The assets include stakes in Kuwait Finance House and telecoms company Zain, which are worth approximately US$2.0 billion and US$4.4 billion respectively. In addition, KIA now has control of the Kuwait Petroleum Corp, which has a nominal value of US$8.3 billion. The assets were transferred to the Reserve Fund for Future Generations (RFFG), a long-term savings fund intended to sustain the country’s economy when oil reserves are depleted.
The Gulf state was plunged into its financial woes by the collapse of oil prices, which are tracking well below the level deemed by the IMF as the fiscal breakeven oil price. It is also contending with mounting costs of the pandemic on its fiscal balance. Yet, Kuwaiti lawmakers have prevented the government from borrowing from international markets while at the same time opposed spending cuts. In 2021, the IMF forecasts crude prices at around US$40-50/b, which are significantly below the US$65.7/b required to breakeven – some have projected the breakeven price to be even higher.

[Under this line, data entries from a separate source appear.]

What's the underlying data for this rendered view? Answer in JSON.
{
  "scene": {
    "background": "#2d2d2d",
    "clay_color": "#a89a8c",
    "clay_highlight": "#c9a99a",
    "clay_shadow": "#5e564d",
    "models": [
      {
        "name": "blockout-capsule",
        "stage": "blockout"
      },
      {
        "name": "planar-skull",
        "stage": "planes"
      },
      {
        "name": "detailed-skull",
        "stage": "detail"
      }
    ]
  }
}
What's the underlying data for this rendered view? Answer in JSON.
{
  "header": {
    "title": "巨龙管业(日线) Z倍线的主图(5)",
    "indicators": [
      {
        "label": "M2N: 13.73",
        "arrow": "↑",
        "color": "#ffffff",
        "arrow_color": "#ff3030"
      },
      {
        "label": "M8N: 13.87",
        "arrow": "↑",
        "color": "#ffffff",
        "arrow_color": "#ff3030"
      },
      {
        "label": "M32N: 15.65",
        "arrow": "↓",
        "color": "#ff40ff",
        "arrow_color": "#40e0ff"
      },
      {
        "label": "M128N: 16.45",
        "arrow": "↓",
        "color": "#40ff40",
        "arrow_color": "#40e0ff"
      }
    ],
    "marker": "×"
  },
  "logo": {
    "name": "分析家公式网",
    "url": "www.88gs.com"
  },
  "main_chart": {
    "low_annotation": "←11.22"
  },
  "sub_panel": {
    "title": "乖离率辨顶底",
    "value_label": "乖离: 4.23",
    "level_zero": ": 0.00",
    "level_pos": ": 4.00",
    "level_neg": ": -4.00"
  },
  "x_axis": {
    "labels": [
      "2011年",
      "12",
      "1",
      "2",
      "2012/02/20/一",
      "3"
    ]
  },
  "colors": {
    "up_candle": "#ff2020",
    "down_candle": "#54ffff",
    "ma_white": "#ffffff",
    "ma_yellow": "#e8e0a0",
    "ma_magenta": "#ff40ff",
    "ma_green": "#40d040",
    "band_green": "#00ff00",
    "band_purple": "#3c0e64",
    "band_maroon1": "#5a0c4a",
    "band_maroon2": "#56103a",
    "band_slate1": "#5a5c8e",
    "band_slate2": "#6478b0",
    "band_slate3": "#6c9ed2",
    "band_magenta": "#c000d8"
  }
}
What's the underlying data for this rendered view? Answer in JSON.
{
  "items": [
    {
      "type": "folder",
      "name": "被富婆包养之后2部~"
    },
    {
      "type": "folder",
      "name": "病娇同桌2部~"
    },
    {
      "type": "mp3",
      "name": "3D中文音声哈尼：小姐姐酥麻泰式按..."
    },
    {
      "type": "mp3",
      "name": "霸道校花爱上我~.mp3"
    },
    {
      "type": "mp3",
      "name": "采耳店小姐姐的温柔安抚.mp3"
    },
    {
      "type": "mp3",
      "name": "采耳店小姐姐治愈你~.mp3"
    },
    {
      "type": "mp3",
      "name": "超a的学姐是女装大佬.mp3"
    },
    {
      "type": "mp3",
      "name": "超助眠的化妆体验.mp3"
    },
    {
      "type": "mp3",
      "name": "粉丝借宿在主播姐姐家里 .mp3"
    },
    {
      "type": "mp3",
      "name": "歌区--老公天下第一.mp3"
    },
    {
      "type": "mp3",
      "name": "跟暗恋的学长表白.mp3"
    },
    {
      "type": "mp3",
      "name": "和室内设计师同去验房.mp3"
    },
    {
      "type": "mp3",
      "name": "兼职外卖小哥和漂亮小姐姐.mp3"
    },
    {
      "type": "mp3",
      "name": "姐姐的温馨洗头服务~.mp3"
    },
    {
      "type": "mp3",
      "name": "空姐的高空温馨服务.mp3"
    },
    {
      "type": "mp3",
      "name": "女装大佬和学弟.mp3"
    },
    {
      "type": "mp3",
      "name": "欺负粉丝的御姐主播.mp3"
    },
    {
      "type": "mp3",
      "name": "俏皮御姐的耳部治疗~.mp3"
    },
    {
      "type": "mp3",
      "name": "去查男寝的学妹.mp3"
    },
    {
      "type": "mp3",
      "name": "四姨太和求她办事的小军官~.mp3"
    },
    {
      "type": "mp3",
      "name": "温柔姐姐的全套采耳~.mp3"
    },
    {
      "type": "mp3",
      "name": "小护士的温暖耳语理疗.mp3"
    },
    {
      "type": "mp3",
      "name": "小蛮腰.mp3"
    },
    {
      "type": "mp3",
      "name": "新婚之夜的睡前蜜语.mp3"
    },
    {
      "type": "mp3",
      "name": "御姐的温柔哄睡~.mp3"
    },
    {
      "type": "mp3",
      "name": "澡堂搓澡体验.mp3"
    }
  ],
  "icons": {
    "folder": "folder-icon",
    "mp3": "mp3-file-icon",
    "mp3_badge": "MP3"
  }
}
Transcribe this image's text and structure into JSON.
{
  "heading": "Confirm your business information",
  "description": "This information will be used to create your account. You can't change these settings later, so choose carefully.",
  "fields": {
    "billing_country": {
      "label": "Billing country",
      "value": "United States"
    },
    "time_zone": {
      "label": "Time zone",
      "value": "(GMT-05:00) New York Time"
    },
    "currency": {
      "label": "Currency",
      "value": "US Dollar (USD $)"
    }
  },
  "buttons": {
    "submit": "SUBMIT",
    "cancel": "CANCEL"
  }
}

The government is unable to dip into the RFFG without parliamentary authorization, while the General Reserve Fund (GRF) that is intended as a government treasurer is highly depleted. According to reports last year, the GRF saw massive drawn downs in the face of the pandemic with the expectation that it will soon be entirely depleted; an estimated US$15 billion of GRF money was burned through the fiscal effects of the pandemic alone, according to some estimates.
Despite using the KIA to cash in its remaining assets for US$14.7 billion, there are still doubts over whether it will be able to bridge its budget deficit for FY2021/22, which is projected at US$39.6 billion. Parliament’s decision to allow the government to halt the usual transfer of 10% of oil revenues to the FGF at times of fiscal deficit is not sufficient. The inability to liquidate assets to fund the deficit is undermining the country’s long-term foreign and local currency issuer rating.
Kuwait is left with few options other than to continue to press the parliament to issue bonds on the domestic and international markets, take a loan from the RFFG, or issue a decree to overrule parliament. All options are fraught with political risks and obstacles. There are even more remote prospects for spending cuts in a country where the state is the main employer of Kuwaiti nationals and subsidies ensure they have a high standard of living.
Whatever option Kuwait takes in the coming year, there will still be an ongoing fiscal challenge that will place continued pressure on the FGF. Fitch Ratings’ assessments are worrying. In a report published in December, entitled “Sovereign Wealth Funds in the GCC” , the sovereign rating agency stated that even if a new debt law was passed that enabled about US$7 billion in net new issuance every year until 2026, “there would still need to be legislation allowing the use of the RFFG from 2021.”
Fitch forecasts that “the net annual transfer from the KIA would average just short of USD30 billion per year in 2020-2040,” on the assumption of 2% annual oil production growth, long-term oil prices of US$53/b and an improvement in the non-oil primary balance by around 1% of non-oil GDP per year. This baseline scenario would reduce sovereign net foreign assets from 607% of GDP in 2020 to 145% by 2040.
The KIA’s net assets are under pressure not as a result of diminishing oil production, but as a result of the lack of political will for fiscal restraint.